Parece que le di una excelente punta. Me pregunto si la morocha tiene la capacidad de transformar cualquier respuesta en una excelente punta. La miro con un poco de desconfianza, pero es una desconfianza saludable. De hecho trato de pensar cada respuesta seriamente y de entablar una conversación. No sé de dónde vienen ni adónde van, pero llegaron a mi puerta para que tengamos esta charla. Pienso que pueden aportarme alguna cosa y que, llegado el caso, yo a ellas también. Entonces la rubia me dice que solo se guían por lo que está escrito en la biblia, que no les interesa nada de nada lo que pueda haber escrito en otro lado. Cuando estoy a punto de hablarles de “El castillo” de Kafka ella me primerea y saca el celular del bolsillo.
-Mirá –me dice– te voy a leer un pasaje, de Lucas, para que lo pensemos entre los tres.
Me muestra la pantalla y lee:
– “Y, en cuanto a ustedes, cada cabello de su cabeza está contado. Así que no tengan miedo; para Dios ustedes son más valiosos que toda una bandada de gorriones”.

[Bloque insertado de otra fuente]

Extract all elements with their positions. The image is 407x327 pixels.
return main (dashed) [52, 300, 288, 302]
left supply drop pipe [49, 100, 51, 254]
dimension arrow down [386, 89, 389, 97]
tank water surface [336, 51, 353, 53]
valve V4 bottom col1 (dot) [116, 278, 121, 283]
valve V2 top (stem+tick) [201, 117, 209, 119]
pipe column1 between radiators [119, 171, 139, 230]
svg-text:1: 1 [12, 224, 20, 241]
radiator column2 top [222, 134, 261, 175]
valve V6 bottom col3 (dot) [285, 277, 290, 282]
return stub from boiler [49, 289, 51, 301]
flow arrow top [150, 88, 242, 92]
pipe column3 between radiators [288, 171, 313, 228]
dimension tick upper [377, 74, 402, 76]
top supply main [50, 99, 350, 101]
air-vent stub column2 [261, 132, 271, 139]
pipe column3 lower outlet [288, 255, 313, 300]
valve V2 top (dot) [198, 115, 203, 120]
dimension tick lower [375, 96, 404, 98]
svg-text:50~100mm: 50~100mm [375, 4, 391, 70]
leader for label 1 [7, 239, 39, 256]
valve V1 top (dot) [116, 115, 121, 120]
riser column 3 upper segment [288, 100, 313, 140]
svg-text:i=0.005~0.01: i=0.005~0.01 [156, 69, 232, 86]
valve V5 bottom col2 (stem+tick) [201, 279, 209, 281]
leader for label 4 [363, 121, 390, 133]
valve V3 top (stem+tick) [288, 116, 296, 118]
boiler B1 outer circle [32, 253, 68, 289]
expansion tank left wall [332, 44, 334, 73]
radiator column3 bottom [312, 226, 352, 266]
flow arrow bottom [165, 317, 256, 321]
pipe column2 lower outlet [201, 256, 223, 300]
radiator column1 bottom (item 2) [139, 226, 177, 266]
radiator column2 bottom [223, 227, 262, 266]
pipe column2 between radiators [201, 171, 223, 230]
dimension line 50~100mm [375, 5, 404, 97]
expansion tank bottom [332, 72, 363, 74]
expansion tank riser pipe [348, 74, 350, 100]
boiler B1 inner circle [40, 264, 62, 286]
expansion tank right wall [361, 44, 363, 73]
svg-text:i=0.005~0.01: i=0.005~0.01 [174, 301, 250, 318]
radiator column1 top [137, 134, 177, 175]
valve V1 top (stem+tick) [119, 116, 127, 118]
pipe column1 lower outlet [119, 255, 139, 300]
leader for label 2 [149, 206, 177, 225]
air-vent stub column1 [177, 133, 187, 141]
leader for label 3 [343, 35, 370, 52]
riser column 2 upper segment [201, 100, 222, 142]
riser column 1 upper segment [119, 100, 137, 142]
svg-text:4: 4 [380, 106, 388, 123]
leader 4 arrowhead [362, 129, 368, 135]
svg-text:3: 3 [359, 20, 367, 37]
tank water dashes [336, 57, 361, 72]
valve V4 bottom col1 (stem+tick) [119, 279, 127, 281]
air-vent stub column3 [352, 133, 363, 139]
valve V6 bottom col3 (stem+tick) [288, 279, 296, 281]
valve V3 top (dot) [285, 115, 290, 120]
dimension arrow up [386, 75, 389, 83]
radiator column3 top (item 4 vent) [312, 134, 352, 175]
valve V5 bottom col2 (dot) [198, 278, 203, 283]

– Los gorriones los trajo Sarmiento –le digo antes de que empiece con cualquier otra cosa.
Ese es mi dato, lo que le puedo agregar a la cita, mi forma de avisarle de lo que estoy hecho. La rubia guarda el celular y hace como si yo no hubiera dicho nada, lo cual, hay que reconocer, es algo perfectamente lógico. Cierra un poco los ojos, se humedece los labios y me plantea el conflicto a resolver:
-Si Dios conoce todo (¡hasta cuántos pelos tenés en la cabeza!) –me dice con voz de maestra jardinera– ¿por qué deja que pasen cosas malas sobre la tierra?
Es un buen punto. Me quedo un rato callado y le respondo:
-Porque también hay otras fuerzas.
-¡Pero muy bien! –me dice ella otra vez con un tono de salita azul y yo inflo el pecho.
Creo que podría ser un excelente testigo de Jehová. “Hay otras fuerzas”. “También hay otras fuerzas” es una respuesta para seguir pensando, ¿no? Me gustaría hablarles de la noción de “fatalidad” que tenía Flaubert, pero cierto que no vale otro texto que no sea la biblia. En ese sentido estoy muy en desventaja.
-La verdad que yo no he leído la biblia –les confieso– y me gustaría, eh, me gustaría leerla, porque debe haber un montón de cosas interesantes, incluso para seguir pensando eso de los pelos, pero la verdad que no he tenido tiempo.
-Está muy bien, está muy bien –me responde una de ellas– no te queremos retener más. Pero si te parece un día de estos, a la misma hora más o menos, volvemos a pasar y te contamos una profecía, eso es algo que dice la biblia que va a pasar en el futuro. ¿Vos creés que Dios puede saber lo que nos va a pasar en el futuro?
Otra vez lo mismo: Dios, el futuro, una profecía. La puta madre:
-Ni idea –le vuelvo a decir– es como te dije antes, se me hace algo muy grande. Me cuesta figurarme esas cosas en la cabeza.
Al instante me siento alguien diminuto, incapaz de ver más lejos de la línea municipal de mi casa. Las saludo y las sigo con la vista hasta que aplauden al lado. Me meto adentro para darles privacidad, para que desplieguen las herramientas que crean más pertinentes con respecto a la predisposición de mi vecino. Voy hasta la pieza y me acuesto en la cama. Agarro el control remoto pero lo vuelvo a poner en la mesita de luz. Me quedo un rato acostado con los ojos mirando el techo. Ojalá cumplan su palabra y vuelvan a contarme esa profecía.